There's a pretty good gallery here, incidentally: http://www.cs.cmu.edu/~maverick/GNUEmacsColorThemeTest/index... You can probably find at least a couple you like enough to start from.

http://www.unc.edu/~wschliep/screenshot.png

This is the only thing that's really unique about my desktop--it's the Factor IRC client, which I wrote(well, the UI part, at least, the IRC stuff is actually done by the person on the channel named "tizoc".)

(comment deleted)
My workstation. My wife calls it "the bridge".

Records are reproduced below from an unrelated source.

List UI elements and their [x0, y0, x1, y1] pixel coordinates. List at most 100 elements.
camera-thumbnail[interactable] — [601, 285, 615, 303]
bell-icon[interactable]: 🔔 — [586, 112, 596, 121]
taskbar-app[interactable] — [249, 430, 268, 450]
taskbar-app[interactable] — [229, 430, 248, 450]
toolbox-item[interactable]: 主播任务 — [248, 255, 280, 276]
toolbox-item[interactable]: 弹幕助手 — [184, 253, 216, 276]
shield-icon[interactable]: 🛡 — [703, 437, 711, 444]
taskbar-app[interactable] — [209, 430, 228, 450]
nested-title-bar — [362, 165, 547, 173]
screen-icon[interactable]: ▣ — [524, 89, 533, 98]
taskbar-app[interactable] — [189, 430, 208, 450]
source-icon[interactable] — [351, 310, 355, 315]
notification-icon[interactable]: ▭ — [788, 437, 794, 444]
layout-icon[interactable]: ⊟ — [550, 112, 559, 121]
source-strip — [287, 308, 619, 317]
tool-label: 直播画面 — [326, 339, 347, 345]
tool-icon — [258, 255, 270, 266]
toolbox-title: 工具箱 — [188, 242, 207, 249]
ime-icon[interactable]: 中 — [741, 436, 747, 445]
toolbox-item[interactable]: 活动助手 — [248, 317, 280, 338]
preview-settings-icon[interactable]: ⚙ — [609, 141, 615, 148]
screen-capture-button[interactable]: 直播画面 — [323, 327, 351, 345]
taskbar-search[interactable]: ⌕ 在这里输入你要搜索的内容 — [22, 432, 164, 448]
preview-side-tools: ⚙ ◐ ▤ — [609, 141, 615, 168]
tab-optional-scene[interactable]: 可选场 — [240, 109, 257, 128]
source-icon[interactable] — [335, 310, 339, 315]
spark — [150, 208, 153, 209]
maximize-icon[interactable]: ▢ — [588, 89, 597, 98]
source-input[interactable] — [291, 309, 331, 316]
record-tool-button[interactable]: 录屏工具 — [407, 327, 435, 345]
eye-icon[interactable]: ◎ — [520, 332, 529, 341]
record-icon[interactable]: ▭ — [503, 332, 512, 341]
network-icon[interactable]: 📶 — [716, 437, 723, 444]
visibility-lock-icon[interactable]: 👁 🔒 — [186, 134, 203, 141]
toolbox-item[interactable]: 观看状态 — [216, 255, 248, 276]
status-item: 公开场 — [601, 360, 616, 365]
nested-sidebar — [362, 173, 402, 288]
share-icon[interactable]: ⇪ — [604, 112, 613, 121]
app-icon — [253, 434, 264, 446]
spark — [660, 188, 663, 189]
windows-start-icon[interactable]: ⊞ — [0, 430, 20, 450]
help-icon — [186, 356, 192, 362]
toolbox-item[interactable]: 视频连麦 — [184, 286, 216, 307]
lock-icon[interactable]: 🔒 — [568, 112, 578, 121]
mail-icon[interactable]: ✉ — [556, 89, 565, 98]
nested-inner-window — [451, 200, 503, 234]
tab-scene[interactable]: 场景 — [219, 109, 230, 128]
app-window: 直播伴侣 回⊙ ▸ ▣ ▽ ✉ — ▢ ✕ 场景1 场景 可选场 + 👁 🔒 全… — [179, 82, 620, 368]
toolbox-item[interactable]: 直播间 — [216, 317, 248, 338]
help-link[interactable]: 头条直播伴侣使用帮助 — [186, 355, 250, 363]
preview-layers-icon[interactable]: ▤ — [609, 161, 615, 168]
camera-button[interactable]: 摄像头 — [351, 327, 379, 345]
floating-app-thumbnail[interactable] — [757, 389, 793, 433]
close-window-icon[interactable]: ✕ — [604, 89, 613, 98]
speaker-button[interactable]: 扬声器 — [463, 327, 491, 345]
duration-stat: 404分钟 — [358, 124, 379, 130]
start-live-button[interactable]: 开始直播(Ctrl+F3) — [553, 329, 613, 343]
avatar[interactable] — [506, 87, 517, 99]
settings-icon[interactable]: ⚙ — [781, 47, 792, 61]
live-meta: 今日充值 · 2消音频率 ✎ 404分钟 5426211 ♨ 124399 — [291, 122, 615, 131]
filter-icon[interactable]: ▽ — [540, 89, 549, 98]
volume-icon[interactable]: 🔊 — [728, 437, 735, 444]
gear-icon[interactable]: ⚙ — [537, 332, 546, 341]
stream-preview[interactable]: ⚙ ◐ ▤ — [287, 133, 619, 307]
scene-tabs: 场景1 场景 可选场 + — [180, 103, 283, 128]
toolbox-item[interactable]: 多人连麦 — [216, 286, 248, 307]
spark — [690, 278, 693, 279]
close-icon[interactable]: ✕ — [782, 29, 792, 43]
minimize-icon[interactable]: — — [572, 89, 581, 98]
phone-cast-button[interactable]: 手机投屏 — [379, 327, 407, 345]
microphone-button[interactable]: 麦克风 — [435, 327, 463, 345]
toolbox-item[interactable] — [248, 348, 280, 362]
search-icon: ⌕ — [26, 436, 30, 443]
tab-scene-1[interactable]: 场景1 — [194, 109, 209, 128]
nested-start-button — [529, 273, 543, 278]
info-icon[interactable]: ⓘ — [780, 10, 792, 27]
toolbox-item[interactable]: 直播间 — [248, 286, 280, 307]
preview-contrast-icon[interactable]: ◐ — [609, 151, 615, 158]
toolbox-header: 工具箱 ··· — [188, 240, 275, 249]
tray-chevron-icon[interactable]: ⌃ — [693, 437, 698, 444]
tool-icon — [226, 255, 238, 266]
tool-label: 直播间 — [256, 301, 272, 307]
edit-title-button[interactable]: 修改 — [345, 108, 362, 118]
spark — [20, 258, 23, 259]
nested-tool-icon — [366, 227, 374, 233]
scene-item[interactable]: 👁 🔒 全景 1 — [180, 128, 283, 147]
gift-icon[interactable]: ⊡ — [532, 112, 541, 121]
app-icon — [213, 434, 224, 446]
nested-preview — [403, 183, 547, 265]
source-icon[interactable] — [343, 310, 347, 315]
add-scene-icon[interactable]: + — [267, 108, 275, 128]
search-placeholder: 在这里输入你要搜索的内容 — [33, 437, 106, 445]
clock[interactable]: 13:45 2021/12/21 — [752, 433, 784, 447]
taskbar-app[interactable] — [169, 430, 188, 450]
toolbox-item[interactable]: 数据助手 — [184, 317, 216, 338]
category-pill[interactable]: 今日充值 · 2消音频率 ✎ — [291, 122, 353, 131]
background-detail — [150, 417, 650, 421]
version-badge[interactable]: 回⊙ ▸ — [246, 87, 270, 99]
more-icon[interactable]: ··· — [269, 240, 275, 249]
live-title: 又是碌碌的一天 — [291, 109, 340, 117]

http://www.jonandkarrie.com/images/P8087198.JPG

Holy guacomole. What is that desk, and where can I get one?
I made it from a sheet of 4x8 melamine and some cleverness with a jigsaw and router.
You should definitely try to mount the screens higher. Your line of vision should be horizontal. Otherwise, you may have back/neck problems.
The screen deal actually moves up and down. Its set for more or less horizontal view. It looks a little strange because when I originally made it, it held 3 huge 21" CRT monitors.
Same as last time. Open emacs buffers are Hecl and LangPop.com:

http://www.dedasys.com/Screenshot.png

I don't see how people can live without virtual desktops.

Have you tried a tiling window manager? Looks like you'd like it.
I use StumpWM, bash, vimperator, and vim. Vimperator is an extension to add vim-like keyboard shortcuts to Firefox, and StumpWM is a keyboard based tiling window manager for X that is extensible in Common Lisp (like screen for X).

While I'm at it, I'll also plug the Kinesis Advantage keyboard and Cirque *Cat trackpads.

http://jey.kottalam.net/tmp/screenshot.jpg

My screenshot looks like the default windows interface, but with eclipse, VS2005, VS6 and an ftp client. I don't customize it so that I see exactly the same stuff my users see.